Выбрать главу
*** Плещет вода несвежая в бурдюке. Выбраться бы и мне, наконец, к реке или колодцу, что ли, но карте ветхой лучше не верить. Двигаются пески, веку прошедшему не протянуть руки, сердцу — не тяготиться грудною клеткой.
На спину ляжешь, посмотришь наверх — а там та же безгласность, по тем же кружат местам звезды немытые. Холодно, дивно, грустно. В наших краях, где смертелен напор времен, всадник не верит, что сгинет в пустыне он. Падает беркут, потоки меняют русло.
Выйти к жилью, переподковать коня с мордой усталой. Должно быть, не для меня из-за наследства грызня на далекой тризне по золотому, черному. Пронеслась и просверкала. Не мучайся. Даже князь тьмы, вероятно, не ведает смысла жизни.
*** Готова чистая рубаха. Вздохну, умоюсь, кроткий вид приму, чтоб тихо слушать Баха, поскольку сам зовусь Бахыт. Ты скажешь — что за скучный случай! Но жарко возразит поэт, что в мире сумрачных созвучий бесцельных совпадений нет. Зоил! Не попадает в лузу твой шар дубовый, извини! Его торжественная муза моей, замурзанной, сродни. Пускай в тумане дремлет пьяном осиротевшая душа, но с Иоганном-Себастьяном мы вечно будем кореша!

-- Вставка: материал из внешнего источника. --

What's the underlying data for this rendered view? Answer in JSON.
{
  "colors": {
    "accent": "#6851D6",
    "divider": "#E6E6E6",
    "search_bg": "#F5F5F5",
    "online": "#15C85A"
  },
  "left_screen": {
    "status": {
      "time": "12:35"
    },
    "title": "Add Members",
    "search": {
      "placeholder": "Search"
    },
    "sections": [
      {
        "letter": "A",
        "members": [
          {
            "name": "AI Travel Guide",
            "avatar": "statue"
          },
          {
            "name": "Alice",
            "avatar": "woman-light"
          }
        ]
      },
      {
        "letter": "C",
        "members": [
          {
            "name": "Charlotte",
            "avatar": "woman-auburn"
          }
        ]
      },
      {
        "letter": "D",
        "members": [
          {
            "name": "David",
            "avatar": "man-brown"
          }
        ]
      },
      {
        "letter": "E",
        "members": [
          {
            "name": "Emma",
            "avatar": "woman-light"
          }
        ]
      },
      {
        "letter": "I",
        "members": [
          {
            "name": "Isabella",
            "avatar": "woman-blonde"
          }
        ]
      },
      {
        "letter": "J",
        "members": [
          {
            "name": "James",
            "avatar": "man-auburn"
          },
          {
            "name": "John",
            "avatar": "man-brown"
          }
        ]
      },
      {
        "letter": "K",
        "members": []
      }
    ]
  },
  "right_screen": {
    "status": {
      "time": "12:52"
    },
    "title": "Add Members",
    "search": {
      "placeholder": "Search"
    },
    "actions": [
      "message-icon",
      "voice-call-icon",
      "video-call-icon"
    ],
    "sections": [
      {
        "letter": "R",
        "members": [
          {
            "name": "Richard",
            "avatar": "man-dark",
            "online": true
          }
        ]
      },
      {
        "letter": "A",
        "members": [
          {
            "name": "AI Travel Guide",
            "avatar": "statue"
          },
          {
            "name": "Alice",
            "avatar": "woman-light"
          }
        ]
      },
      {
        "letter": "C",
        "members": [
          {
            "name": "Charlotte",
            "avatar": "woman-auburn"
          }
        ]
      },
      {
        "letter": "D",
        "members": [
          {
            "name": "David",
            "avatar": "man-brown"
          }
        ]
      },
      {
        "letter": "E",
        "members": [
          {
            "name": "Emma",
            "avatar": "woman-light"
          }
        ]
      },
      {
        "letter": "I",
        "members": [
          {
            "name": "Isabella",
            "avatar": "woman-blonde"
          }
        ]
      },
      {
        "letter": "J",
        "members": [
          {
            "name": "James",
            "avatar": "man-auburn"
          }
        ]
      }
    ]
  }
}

*** Оглянись — расстилается, глохнет в окраинном дыме незапамятный град в снежной радуге, в твердой беде,
где безногий поет у вокзала, где были и мы молодыми, где в контейнере мусорном роется пьяная Пифия, где
до сих пор индевеют в преддверии медленной оды неоплатные своды небес, где недолог неправедный суд, и Невы холодеющей венецианские воды к долгожданному серо-зеленому морю несут
неопрятный, непрочный ледок. Хорошо накануне развязки выпить крепкого, крякнуть, нетрезвую деву обнять. На гребцах похоронных галер белеют посмертные маски, а считалочка знай повторяется — раз-два-три-пять,
лишь четыре пропущено. Елки-моталки, друзья мои, обезьяньи потомки, дневного творенья венец, для чего же склонились вы над галактической ямою? Как звенит в пустоте ее жестяной бубенец,
как звенят телефоны в квартирах пустых, и не надо, нет, не надо, — давно ли и сам я, бесстыж, неумен, Бог весть кем обречен до скончанья времен надрываться валторною хриплой у Летнего сада…
*** Перед подписью будет «я вас люблю и проч.». Подойди к окну, штору черную отодвинь, У незрячих любимое время суток — ночь, а излюбленный звук — зеленый с отливом в синь. Бирюзовый? Точно. Мыльной водой в тазу цепенеет небо над третьим Римом. Вспять поползли планеты. Видимо, бирюзу бережет Всевышний, чтоб было нам слаще спать. Но и черно-белый в такой оборот берет — прямо спасу нет. Помолился бы кто за нас. Персефонин домашний зверь, саблезубый крот, поднимает к звездам подслеповатый глаз. Что он видит там? То же самое, что и мы, с тою разницей, что не строит гипотез, не тщится с дрожью связать бесплодную ткань зимы с облаками, стынущими в окне, и не верит, не верит, что мирозданье — верфь для больших кораблей, предназначенных плыть во тьму. Пусть медведка, жужелица и червь хриплым хором осанну поют ему. Только наш лукавый, прелюбодейный род. никому не прощает своих обид, возвращаясь рыть подземельный ход, уводящий в сумеречный Аид.
*** И завел бы дело, да негде взять капитала — сердце, правда, еще шуршит, но душа устала. так и мается, ленится, ноет часами, а коль пожалуешься кому — никакой pea… Обратись, говорят, к психологу, к психиатру, не занудствуй, ты здесь не самым главный, зелена мать. У кого (завещал пророк) раздавлены ятра, не пускать его в церковь, и вообще изгнать. Но ведь после ветхого, возражаю, Новый, а потом Мухаммад со своей коровой — все учили чихать на земную участь, и страдать, но зато просветляйся, мучась. Вот и просвещайся, счастливчик. Нам бы безнадежным вечером, под метельный вой поиграть в твои золотые ямбы, чтоб твердело небо над головой. Да откуда знать вам? Слов бессловесных орды — что овечье стадо, я б лучше решал кроссворды, пеленал детей, торговал бы красный товар, жизнь-копейку в залог предвечному отдавал. Так за чем же, любезнейший, дело стало? Сдвинем лодку с берега, не вдвоем, так втроем. Скрип уключин. Плеск вёсел. Душа устала. И Господь его знает, куда плывем.